If we are going to continue to supply you with local, fresh, sustainably raised heirloom tomatoes, green beans, okra, and squash in July, then we need you to buy your local, fresh, sustainably raised kale, arugula, radishes, lettuce, beets, and carrots in November and December. Your farmers need your support year-round. We’re not looking for sympathy. This isn’t just about your local farmers needing to pay their bills. This is about you having access to local food when you want it. We cannot be at the farmers’ markets in July if we cannot support ourselves in November, December, and January.


While incredibly rewarding, farming is difficult work. There are many obstacles to contend with: the condition of the soil, pests, weather. Even a good year with the elements calls for us to be working sun-up to sun-down with planting, weeding, watering, harvesting. With all that farming requires, we absolutely need to be able to count on our customers. You, our beloved patrons, are the only way we bring in our income. You are the key. We could produce tons of produce every week, but it would amount to very little if our customers didn’t buy it.

We understand that you can go to any grocery store any time and buy produce. However, there are so many benefits to eating seasonally. The food that is sold on-farm or at your local markets is always the freshest, which means it is the most nutritious. Many people also believe that food grown in close proximity to where you live is better for you because it’s part of the same biome or environment; therefore it is more properly matched to the nutrients that your body needs. Also, consider how supporting your local farms equates to supporting your local economy, thereby keeping your money closer to your community. We can assure you that every single dollar you spend with us is money well spent.


Eating locally, or seasonally, means eating what is growing in your geographical location when it is growing there. It means buying your strawberries in the spring and early summer, your tomatoes from July until October (if you’re in SC), and your kale from October through December. It means perhaps buying something new and learning how to prepare it! We love when you ask “How do you fix your eggplant?”  We might even ask you to tell us how to make something! It might also mean eating so much of a certain crop that you don’t ever want to eat it again, and then being happy to see it at the market again in 10 months. But it also means having the freshest tasting, most nutrient-dense food imaginable.
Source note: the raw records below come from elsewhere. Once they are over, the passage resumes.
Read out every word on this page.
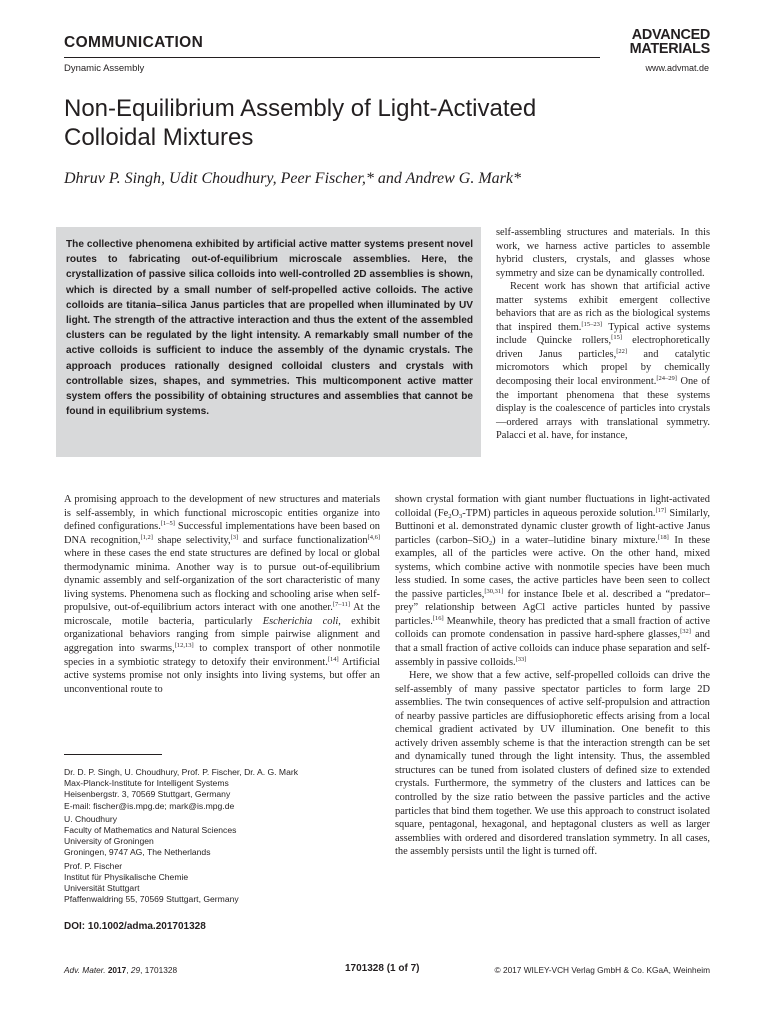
COMMUNICATION
Dynamic Assembly
ADVANCED
MATERIALS
www.advmat.de
Non-Equilibrium Assembly of Light-Activated Colloidal Mixtures
Dhruv P. Singh, Udit Choudhury, Peer Fischer,* and Andrew G. Mark*
The collective phenomena exhibited by artificial active matter systems present novel routes to fabricating out-of-equilibrium microscale assemblies. Here, the crystallization of passive silica colloids into well-controlled 2D assemblies is shown, which is directed by a small number of self-propelled active colloids. The active colloids are titania–silica Janus particles that are propelled when illuminated by UV light. The strength of the attractive interaction and thus the extent of the assembled clusters can be regulated by the light intensity. A remarkably small number of the active colloids is sufficient to induce the assembly of the dynamic crystals. The approach produces rationally designed colloidal clusters and crystals with controllable sizes, shapes, and symmetries. This multicomponent active matter system offers the possibility of obtaining structures and assemblies that cannot be found in equilibrium systems.

self-assembling structures and materials. In this work, we harness active particles to assemble hybrid clusters, crystals, and glasses whose symmetry and size can be dynamically controlled.

Recent work has shown that artificial active matter systems exhibit emergent collective behaviors that are as rich as the biological systems that inspired them.[15–23] Typical active systems include Quincke rollers,[15] electrophoretically driven Janus particles,[22] and catalytic micromotors which propel by chemically decomposing their local environment.[24–29] One of the important phenomena that these systems display is the coalescence of particles into crystals—ordered arrays with translational symmetry. Palacci et al. have, for instance,

A promising approach to the development of new structures and materials is self-assembly, in which functional microscopic entities organize into defined configurations.[1–5] Successful implementations have been based on DNA recognition,[1,2] shape selectivity,[3] and surface functionalization[4,6] where in these cases the end state structures are defined by local or global thermodynamic minima. Another way is to pursue out-of-equilibrium dynamic assembly and self-organization of the sort characteristic of many living systems. Phenomena such as flocking and schooling arise when self-propulsive, out-of-equilibrium actors interact with one another.[7–11] At the microscale, motile bacteria, particularly Escherichia coli, exhibit organizational behaviors ranging from simple pairwise alignment and aggregation into swarms,[12,13] to complex transport of other nonmotile species in a symbiotic strategy to detoxify their environment.[14] Artificial active systems promise not only insights into living systems, but offer an unconventional route to

shown crystal formation with giant number fluctuations in light-activated colloidal $(Fe_2O_3-TPM)$ particles in aqueous peroxide solution.[17] Similarly, Buttinoni et al. demonstrated dynamic cluster growth of light-active Janus particles (carbon–SiO$_2$) in a water–lutidine binary mixture.[18] In these examples, all of the particles were active. On the other hand, mixed systems, which combine active with nonmotile species have been much less studied. In some cases, the active particles have been seen to collect the passive particles,[30,31] for instance Ibele et al. described a “predator–prey” relationship between AgCl active particles hunted by passive particles.[16] Meanwhile, theory has predicted that a small fraction of active colloids can promote condensation in passive hard-sphere glasses,[32] and that a small fraction of active colloids can induce phase separation and self-assembly in passive colloids.[33]

Here, we show that a few active, self-propelled colloids can drive the self-assembly of many passive spectator particles to form large 2D assemblies. The twin consequences of active self-propulsion and attraction of nearby passive particles are diffusiophoretic effects arising from a local chemical gradient activated by UV illumination. One benefit to this actively driven assembly scheme is that the interaction strength can be set and dynamically tuned through the light intensity. Thus, the assembled structures can be tuned from isolated clusters of defined size to extended crystals. Furthermore, the symmetry of the clusters and lattices can be controlled by the size ratio between the passive particles and the active particles that bind them together. We use this approach to construct isolated square, pentagonal, hexagonal, and heptagonal clusters as well as larger assemblies with ordered and disordered translation symmetry. In all cases, the assembly persists until the light is turned off.

Dr. D. P. Singh, U. Choudhury, Prof. P. Fischer, Dr. A. G. Mark
Max-Planck-Institute for Intelligent Systems
Heisenbergstr. 3, 70569 Stuttgart, Germany
E-mail: fischer@is.mpg.de; mark@is.mpg.de
U. Choudhury
Faculty of Mathematics and Natural Sciences
University of Groningen
Groningen, 9747 AG, The Netherlands
Prof. P. Fischer
Institut für Physikalische Chemie
Universität Stuttgart
Pfaffenwaldring 55, 70569 Stuttgart, Germany
DOI: 10.1002/adma.201701328
Adv. Mater. 2017, 29, 1701328	1701328 (1 of 7)	© 2017 WILEY-VCH Verlag GmbH & Co. KGaA, Weinheim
We are all in this together. We cannot be out there for you every weekend of the summer if fall and wintertime leave us unable to support ourselves. We want to be there for you. We just need your support. Please remember to buy what your local farmers are providing, and please spread the word. People listen when their friends recommend a business or a product! We are doing what we can to bring you quality as well as variety. Please help us (and yourselves) continue to do that! And since we are partnering together in this local food movement, we welcome your suggestions. We so appreciate you and want you to be happy.